It's an interesting experience, dreaming something up, planning out it's every detail, executing on your plan. Some people think that planning is the hard part, but for me, that's just not the case. Meticulous planning comes easy, it's non-confrontational, non-committal. It's somewhere in the execution that usually gets me.
At first glance my little adventure seems like an at excercise in futility, my own means of trying to prove to myself that I am who I was. While the idea that A Magical Journey Through The Woods would provide me with something years of doctors, medications, self help and other experience hadn't was farcical, below the surface it contained disheartening qualities as well.

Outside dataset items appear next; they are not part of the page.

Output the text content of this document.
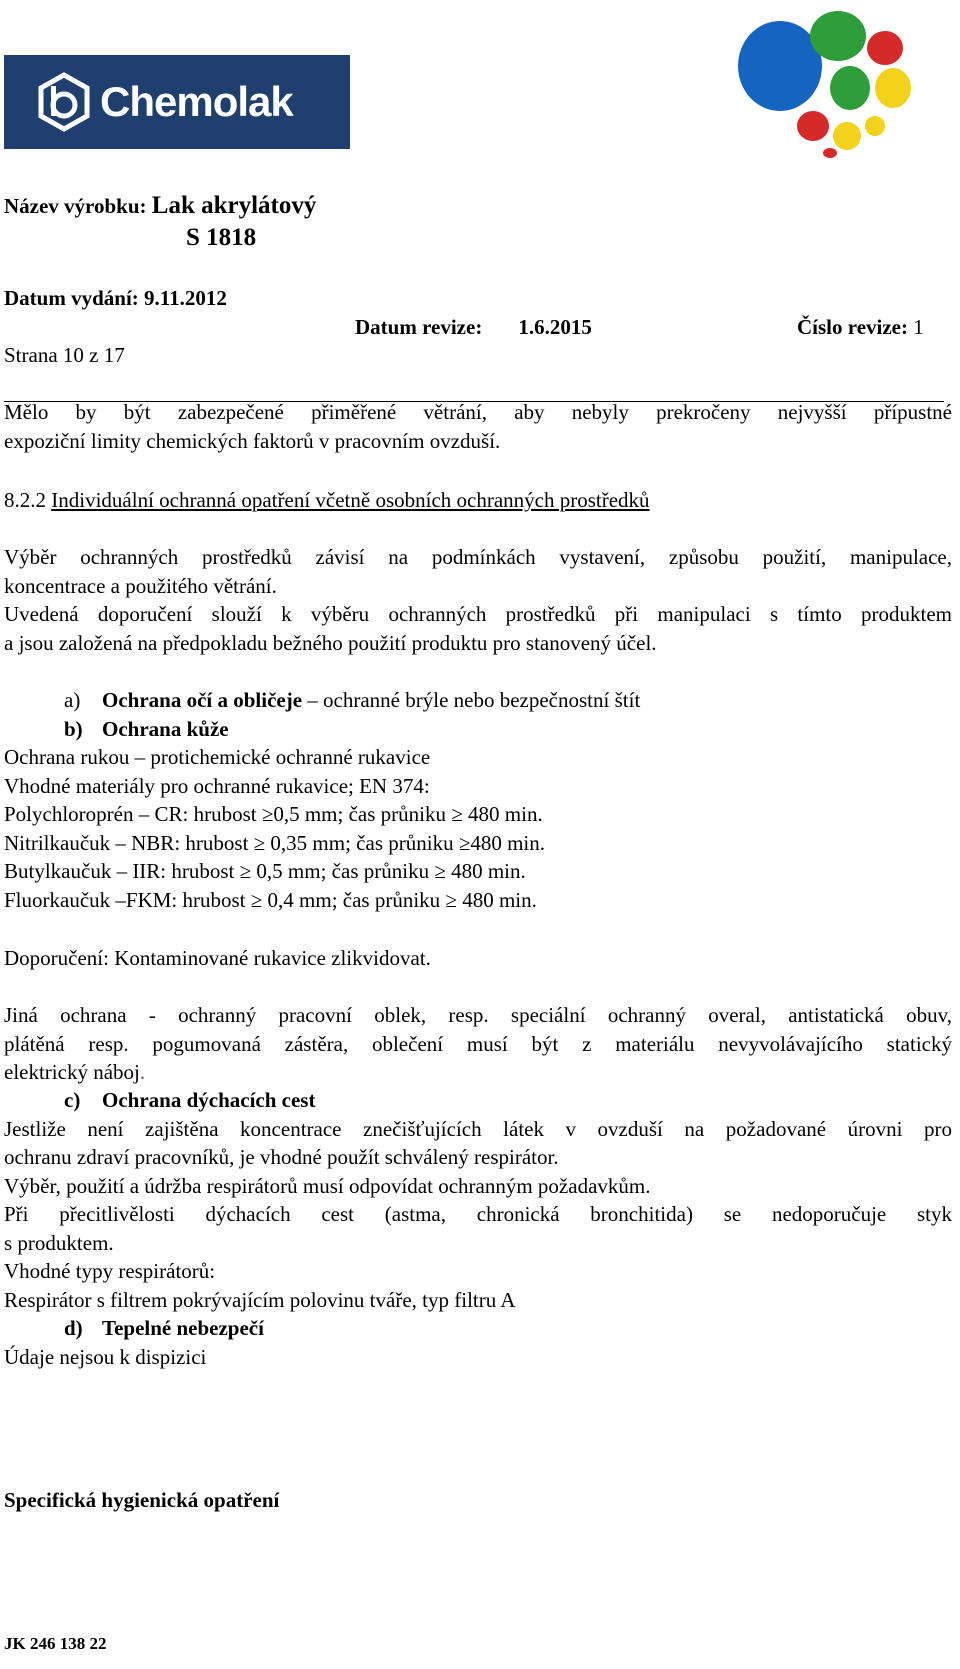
Chemolak
Název výrobku: Lak akrylátový
S 1818
Datum vydání: 9.11.2012
Datum revize: 1.6.2015	Číslo revize: 1
Strana 10 z 17
Mělo by být zabezpečené přiměřené větrání, aby nebyly prekročeny nejvyšší přípustné
expoziční limity chemických faktorů v pracovním ovzduší.
8.2.2 Individuální ochranná opatření včetně osobních ochranných prostředků
Výběr ochranných prostředků závisí na podmínkách vystavení, způsobu použití, manipulace,
koncentrace a použitého větrání.
Uvedená doporučení slouží k výběru ochranných prostředků při manipulaci s tímto produktem
a jsou založená na předpokladu bežného použití produktu pro stanovený účel.
a) Ochrana očí a obličeje – ochranné brýle nebo bezpečnostní štít
b) Ochrana kůže
Ochrana rukou – protichemické ochranné rukavice
Vhodné materiály pro ochranné rukavice; EN 374:
Polychloroprén – CR: hrubost ≥0,5 mm; čas průniku ≥ 480 min.
Nitrilkaučuk – NBR: hrubost ≥ 0,35 mm; čas průniku ≥480 min.
Butylkaučuk – IIR: hrubost ≥ 0,5 mm; čas průniku ≥ 480 min.
Fluorkaučuk –FKM: hrubost ≥ 0,4 mm; čas průniku ≥ 480 min.
Doporučení: Kontaminované rukavice zlikvidovat.
Jiná ochrana - ochranný pracovní oblek, resp. speciální ochranný overal, antistatická obuv,
plátěná resp. pogumovaná zástěra, oblečení musí být z materiálu nevyvolávajícího statický
elektrický náboj.
c) Ochrana dýchacích cest
Jestliže není zajištěna koncentrace znečišťujících látek v ovzduší na požadované úrovni pro
ochranu zdraví pracovníků, je vhodné použít schválený respirátor.
Výběr, použití a údržba respirátorů musí odpovídat ochranným požadavkům.
Při přecitlivělosti dýchacích cest (astma, chronická bronchitida) se nedoporučuje styk
s produktem.
Vhodné typy respirátorů:
Respirátor s filtrem pokrývajícím polovinu tváře, typ filtru A
d) Tepelné nebezpečí
Údaje nejsou k dispizici
Specifická hygienická opatření
JK 246 138 22
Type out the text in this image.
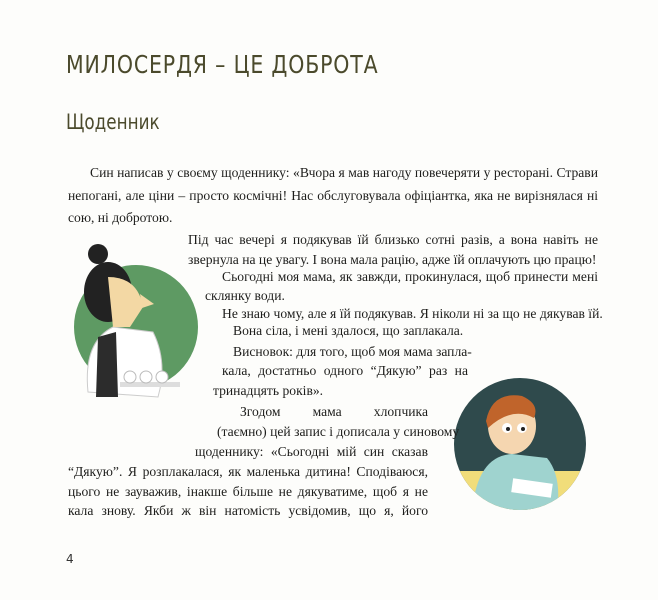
МИЛОСЕРДЯ – ЦЕ ДОБРОТА
Щоденник
Син написав у своєму щоденнику: «Вчора я мав нагоду повечеряти у ресторані. Страви
непогані, але ціни – просто космічні! Нас обслуговувала офіціантка, яка не вирізнялася ні
сою, ні добротою.
Під час вечері я подякував їй близько сотні разів, а вона навіть не
звернула на це увагу. І вона мала рацію, адже їй оплачують цю працю!
Сьогодні моя мама, як завжди, прокинулася, щоб принести мені
склянку води.
Не знаю чому, але я їй подякував. Я ніколи ні за що не дякував їй.
Вона сіла, і мені здалося, що заплакала.
Висновок: для того, щоб моя мама запла-
кала, достатньо одного “Дякую” раз на
тринадцять років».
Згодом мама хлопчика
(таємно) цей запис і дописала у синовому
щоденнику: «Сьогодні мій син сказав
“Дякую”. Я розплакалася, як маленька дитина! Сподіваюся,
цього не зауважив, інакше більше не дякуватиме, щоб я не
кала знову. Якби ж він натомість усвідомив, що я, його
4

All is not lost. Learning and growing has occurred, just not in the way one might expect. While my knowledge of hiking and the outdoors increased, clarity about myself and perhaps what I would like to do with my life, where I would like to go, and a bit of focus for when I return home has also begun to emerge.
But even now I have nostalgia. Those same fits of fancy that made me want to hike in the first place are present, yet I realize that they are still the dreams and whiles of a younger me. My mind and body are not suited to such a life anymore.
Most importantly, I love my wife. Now that we're retired and finally have the time to give her the attention she deserves, it is absolutely appropriate to do so(!). To willingly separate from each other, when I know she's one of the things I need most...it's not about being responsible, it's about making good, healthy choices and coming to terms with what is important, who I actually need in my life.
You can't ignore/run/hide from things forever, and being on the trail, even for one more day feels a lot like putting things off for just a little bit longer. There's healing to be had out here on the trail, but at what expense? For now I'm heading home, and there's nothing wrong with that.
Thank you everyone for the continued support.